High-fidelity Multi-physics Modeling of Additive Manufacturing: Process, Microstructure, and Property
Guest Speaker：assistant professor Wentao Yan, National University of Singapore
Inviter: Professor Leyun Wang
Date&Time: Friday 12. Jan. 10:00-11:30
Venue: Yiucheng Lecture Hall (500), Xu Zuyao Building
Dr. Wentao Yan has been an assistant professor in the Department of Mechanical Engineering, National University of Singapore (NUS) since 2018. Supported by multi-million grants, his research group with 20+ students focus on multi-scale multi-physics modeling, experimental investigation and data analysis of additive manufacturing. His team is the biggest winner in the 2022 NIST AM-Bench Simulation Challenges by winning 9 awards in the total 25 tests (totally 40 awards were presented). He has published ~ 100 papers on flagship journals, such as Nature Communications, Acta Materialia, JMPS and CMAME, and has delivered more than 70 invited talks on international conferences and prestigious universities. 20 of his former students have got faculty positions, including all the 10 former postdocs. Before joining NUS, Dr. Yan was a postdoctoral fellow at Northwestern University and also a guest researcher at the National Institute of Standards and Technology in the USA. He received his Ph.D. degree jointly at Tsinghua University, Beijing and Northwestern University, USA. He got his Bachelor degree from the Department of Mechanical Engineering, Tsinghua University, Beijing in 2012.
The wide applications of additive manufacturing are hindered by the lack of comprehensive understanding of process-structure-property relationships.

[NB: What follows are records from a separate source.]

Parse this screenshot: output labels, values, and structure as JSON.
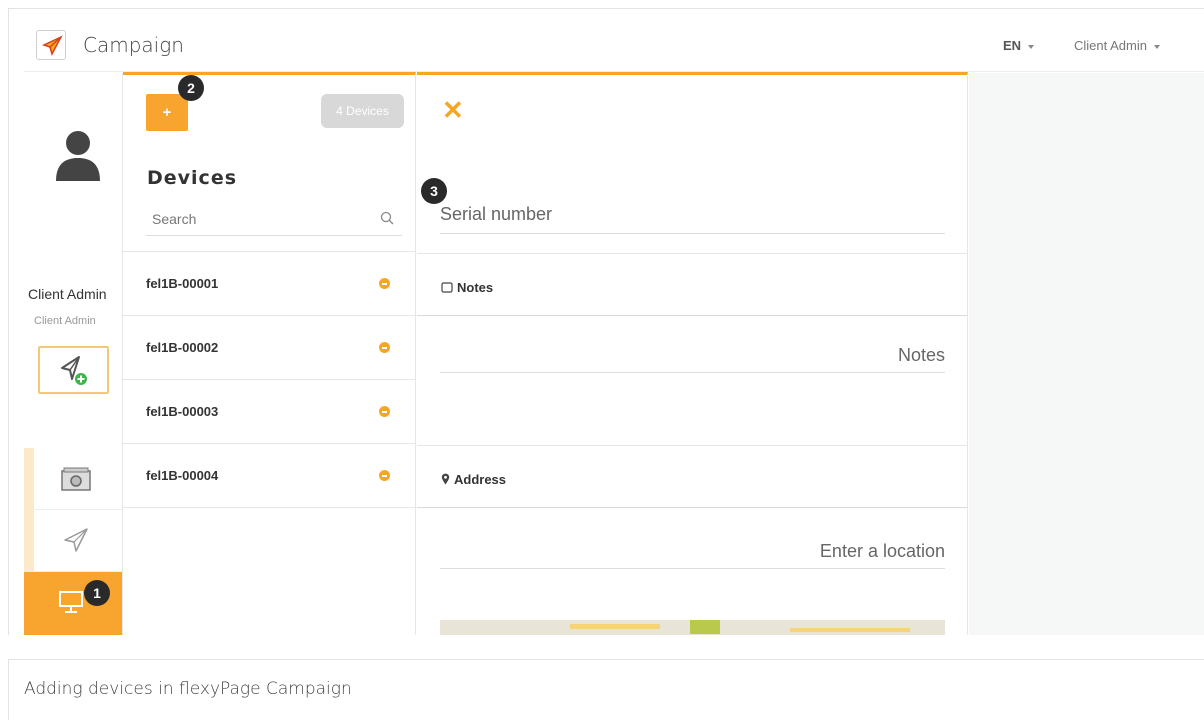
{
  "app": {
    "title": "Campaign"
  },
  "header": {
    "language": "EN",
    "user_menu": "Client Admin"
  },
  "sidebar": {
    "user_name": "Client Admin",
    "user_role": "Client Admin",
    "items": [
      "camera-icon",
      "send-icon",
      "monitor-icon"
    ],
    "active_item": "monitor-icon"
  },
  "devices": {
    "title": "Devices",
    "count_label": "4 Devices",
    "search_placeholder": "Search",
    "list": [
      {
        "name": "fel1B-00001",
        "status": "minus"
      },
      {
        "name": "fel1B-00002",
        "status": "minus"
      },
      {
        "name": "fel1B-00003",
        "status": "minus"
      },
      {
        "name": "fel1B-00004",
        "status": "minus"
      }
    ]
  },
  "detail": {
    "serial_placeholder": "Serial number",
    "notes_label": "Notes",
    "notes_placeholder": "Notes",
    "address_label": "Address",
    "location_placeholder": "Enter a location"
  },
  "badges": {
    "one": "1",
    "two": "2",
    "three": "3"
  },
  "caption": "Adding devices in flexyPage Campaign",
  "colors": {
    "accent": "#f5a623",
    "badge": "#2a2a2a",
    "pill": "#d8d8d8"
  }
}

To this end, we have developed and seamlessly integrated a series of high-fidelity multi-physics models. Specifically, multiphase flow models using the coupled computational fluid dynamics and discrete element method simulate the powder spreading procedure and powder spattering and denudation phenomena in the powder melting procedure. The powder melting model is powerful to reproduce the molten pool flow and relevant defects (e.g., lack-of-fusion and keyhole pores) by incorporating the major physical factors, e.g., the composition-dependent evaporation and physically-informed heat source models. The microstructure evolutions at both the grain- and dendrite- scales are modelled using the phase field and cellular automaton methods. The mechanical properties and thermal stresses are simulated using the crystal plasticity finite element model, which incorporates the realistic geometry (rough surfaces and voids), temperature profiles and microstructures. These models have proven powerful in revealing the physical mechanisms and optimizing the manufacturing processes, which have been well validated against various experiments, particularly in-situ observations.